In remarks to Morgan Stanley's Technology, Media & Telecom Conference on Feb. 28, Disney Chief Financial Officer Jay Rasulo explained the rationale for the company's retrenchment. The "melting ice cube of the DVD business," he said, has caused the studio to focus its investments on potential franchise films that could also be exploited by its television networks, consumer products group and theme parks.
"The number of outlets … takes you out of the pure economics of the film business and brings you into the economics of a lot of other businesses that have extremely high returns to great content," Rasulo said.
Success within that new philosophy still hangs upon a strong theatrical performance, of the kind the studio got with "Alice in Wonderland" in 2010 but failed to achieve last year with "Mars Needs Moms."
So far, Disney's marketing campaign has done little to stoke enthusiasm for "John Carter." Marketing experts point to missteps, such as the decision not to promote the movie at the Comic-Con International conference — ground zero for sci-fi enthusiasts. Instead, the studio showed preview footage at a Disney-sponsored fan event, D23, which draws from a diverse community of animation buffs and fans dressed as Disney characters.

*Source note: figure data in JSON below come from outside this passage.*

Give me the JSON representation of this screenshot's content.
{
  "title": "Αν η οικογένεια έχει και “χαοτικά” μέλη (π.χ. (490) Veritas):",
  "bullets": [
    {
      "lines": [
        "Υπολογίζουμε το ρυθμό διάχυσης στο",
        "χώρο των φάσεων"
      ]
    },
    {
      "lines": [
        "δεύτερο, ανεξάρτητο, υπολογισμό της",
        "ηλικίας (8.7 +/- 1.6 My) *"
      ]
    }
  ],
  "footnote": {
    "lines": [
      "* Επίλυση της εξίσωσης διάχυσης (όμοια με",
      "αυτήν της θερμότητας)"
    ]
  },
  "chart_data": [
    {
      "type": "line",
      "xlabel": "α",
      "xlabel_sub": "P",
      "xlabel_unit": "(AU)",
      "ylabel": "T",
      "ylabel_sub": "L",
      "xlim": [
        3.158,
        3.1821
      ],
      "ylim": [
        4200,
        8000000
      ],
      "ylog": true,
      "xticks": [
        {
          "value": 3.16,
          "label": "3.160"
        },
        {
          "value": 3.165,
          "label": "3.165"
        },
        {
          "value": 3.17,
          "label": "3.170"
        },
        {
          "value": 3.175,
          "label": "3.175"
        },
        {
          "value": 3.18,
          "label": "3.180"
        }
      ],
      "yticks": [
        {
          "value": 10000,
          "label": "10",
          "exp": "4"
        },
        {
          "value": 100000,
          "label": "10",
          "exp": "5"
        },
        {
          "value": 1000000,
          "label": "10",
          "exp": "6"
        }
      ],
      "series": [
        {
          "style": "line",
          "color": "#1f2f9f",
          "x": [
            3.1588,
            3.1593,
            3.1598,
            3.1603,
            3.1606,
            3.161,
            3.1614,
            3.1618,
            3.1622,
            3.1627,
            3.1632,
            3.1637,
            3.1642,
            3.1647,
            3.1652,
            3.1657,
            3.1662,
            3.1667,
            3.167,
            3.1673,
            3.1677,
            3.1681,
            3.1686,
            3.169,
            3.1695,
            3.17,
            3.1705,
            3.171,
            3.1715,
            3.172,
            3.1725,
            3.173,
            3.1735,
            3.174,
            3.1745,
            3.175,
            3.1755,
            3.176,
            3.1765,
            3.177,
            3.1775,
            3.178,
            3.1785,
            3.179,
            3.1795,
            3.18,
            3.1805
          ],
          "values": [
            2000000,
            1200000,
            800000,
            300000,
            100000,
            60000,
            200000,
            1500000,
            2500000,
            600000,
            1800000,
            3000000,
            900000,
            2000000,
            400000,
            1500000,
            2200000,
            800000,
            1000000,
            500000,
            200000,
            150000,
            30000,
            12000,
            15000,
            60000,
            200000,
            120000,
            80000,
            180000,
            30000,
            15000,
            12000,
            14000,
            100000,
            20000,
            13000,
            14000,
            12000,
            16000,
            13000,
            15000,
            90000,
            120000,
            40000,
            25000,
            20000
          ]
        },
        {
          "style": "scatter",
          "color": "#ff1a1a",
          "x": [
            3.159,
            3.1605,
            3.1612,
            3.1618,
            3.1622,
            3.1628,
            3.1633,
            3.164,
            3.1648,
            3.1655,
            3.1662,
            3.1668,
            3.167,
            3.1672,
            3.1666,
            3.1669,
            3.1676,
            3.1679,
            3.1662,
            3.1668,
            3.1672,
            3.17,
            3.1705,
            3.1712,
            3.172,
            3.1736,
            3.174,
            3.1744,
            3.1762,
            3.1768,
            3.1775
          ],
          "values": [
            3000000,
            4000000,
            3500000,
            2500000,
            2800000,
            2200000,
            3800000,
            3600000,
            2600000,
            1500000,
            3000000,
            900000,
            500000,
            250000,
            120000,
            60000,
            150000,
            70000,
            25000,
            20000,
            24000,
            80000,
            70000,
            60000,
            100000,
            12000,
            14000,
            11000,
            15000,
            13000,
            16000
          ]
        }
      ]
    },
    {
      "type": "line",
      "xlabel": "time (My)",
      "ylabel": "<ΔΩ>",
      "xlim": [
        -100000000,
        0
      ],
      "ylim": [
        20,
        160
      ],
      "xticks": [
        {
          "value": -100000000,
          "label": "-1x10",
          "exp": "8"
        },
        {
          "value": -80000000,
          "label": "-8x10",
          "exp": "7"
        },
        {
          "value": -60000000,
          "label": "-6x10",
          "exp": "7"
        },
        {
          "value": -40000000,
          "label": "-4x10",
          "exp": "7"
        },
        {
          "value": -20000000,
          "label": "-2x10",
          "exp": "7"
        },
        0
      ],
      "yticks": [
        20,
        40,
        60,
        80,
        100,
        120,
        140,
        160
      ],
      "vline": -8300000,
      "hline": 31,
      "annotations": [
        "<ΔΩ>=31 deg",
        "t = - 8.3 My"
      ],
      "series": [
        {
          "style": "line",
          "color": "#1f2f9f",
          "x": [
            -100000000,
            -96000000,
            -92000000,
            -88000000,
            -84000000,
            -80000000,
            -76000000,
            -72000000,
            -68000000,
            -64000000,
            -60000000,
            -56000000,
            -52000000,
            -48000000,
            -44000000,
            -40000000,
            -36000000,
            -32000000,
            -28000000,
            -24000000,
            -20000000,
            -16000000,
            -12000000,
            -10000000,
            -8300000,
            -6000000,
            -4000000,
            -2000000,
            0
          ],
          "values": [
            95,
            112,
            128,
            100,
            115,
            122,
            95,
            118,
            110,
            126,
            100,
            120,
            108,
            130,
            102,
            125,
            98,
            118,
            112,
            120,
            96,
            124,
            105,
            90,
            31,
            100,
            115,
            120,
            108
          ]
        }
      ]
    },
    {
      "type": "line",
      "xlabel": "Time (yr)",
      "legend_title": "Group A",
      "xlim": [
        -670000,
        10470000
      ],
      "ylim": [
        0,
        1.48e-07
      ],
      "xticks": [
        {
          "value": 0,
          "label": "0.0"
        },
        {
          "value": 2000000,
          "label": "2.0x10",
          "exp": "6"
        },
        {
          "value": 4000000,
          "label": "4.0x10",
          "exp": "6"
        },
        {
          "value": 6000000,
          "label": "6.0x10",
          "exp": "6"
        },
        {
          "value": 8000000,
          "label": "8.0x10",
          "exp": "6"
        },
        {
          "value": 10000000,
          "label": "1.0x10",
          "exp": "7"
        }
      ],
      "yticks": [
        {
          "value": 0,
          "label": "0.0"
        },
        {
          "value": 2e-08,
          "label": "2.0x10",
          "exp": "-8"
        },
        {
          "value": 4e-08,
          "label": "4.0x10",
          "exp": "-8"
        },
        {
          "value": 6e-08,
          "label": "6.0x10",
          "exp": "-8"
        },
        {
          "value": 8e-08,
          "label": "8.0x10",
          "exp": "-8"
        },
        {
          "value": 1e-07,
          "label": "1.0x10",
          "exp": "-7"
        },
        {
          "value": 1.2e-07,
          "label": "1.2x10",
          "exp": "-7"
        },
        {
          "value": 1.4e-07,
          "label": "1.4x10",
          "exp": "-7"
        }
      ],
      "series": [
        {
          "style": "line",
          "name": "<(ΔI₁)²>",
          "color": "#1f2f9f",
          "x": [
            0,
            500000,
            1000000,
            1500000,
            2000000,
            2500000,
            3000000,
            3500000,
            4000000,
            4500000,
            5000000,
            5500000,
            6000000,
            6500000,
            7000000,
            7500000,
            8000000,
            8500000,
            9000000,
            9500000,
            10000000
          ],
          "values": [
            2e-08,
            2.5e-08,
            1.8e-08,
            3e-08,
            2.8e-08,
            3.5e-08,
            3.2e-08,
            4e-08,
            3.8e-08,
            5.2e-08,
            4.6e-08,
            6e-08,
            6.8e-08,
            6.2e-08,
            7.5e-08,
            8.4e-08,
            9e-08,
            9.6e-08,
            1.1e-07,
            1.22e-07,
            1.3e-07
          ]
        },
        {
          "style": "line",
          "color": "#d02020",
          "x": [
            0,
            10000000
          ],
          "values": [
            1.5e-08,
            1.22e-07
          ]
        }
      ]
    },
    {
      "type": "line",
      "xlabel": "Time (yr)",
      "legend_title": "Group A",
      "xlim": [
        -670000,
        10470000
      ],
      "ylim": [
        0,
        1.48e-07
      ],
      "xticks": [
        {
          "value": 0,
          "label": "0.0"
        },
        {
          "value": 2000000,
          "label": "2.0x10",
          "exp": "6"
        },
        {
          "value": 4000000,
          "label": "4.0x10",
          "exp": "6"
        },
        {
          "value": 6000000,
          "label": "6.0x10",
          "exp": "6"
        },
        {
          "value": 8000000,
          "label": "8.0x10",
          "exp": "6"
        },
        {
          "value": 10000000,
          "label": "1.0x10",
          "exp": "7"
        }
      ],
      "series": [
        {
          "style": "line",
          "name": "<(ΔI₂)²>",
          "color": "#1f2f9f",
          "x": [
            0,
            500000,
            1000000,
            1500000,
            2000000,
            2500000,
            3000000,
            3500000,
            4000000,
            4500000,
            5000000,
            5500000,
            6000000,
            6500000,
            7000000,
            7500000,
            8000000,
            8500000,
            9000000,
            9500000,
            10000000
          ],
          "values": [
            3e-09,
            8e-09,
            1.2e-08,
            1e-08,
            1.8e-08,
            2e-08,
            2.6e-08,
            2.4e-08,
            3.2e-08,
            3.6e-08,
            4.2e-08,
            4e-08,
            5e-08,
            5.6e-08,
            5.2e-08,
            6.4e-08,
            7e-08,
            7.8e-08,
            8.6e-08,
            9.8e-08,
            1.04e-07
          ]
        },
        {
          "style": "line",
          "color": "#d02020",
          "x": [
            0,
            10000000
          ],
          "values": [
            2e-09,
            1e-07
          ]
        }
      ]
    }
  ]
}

Moreover, Disney appeared to run away from the "John Carter" legacy by removing "Mars" from its title, out of fear of alienating women.
"I was in the middle of reshoots, and marketing came to me and said, 'Look we've done all these focus groups and not a single woman is gonna come see a movie called 'John Carter of Mars,'" Stanton said. "I was a little bummed about that (but) … I changed the "Princess of Mars" to "John Carter of Mars" because I thought no boy would go to the film. So I'm victim of the same exact thing."
From the beginning, Stanton and Disney have seen "John Carter" as a potential franchise, and the director said he has outlined a story that would play out over the course of three films.
"The idea is to get to do it again a little bit better," Stanton said. "Freshman year doesn't have to be my only year in high school."
Times staff writer Ben Fritz also contributed to this report.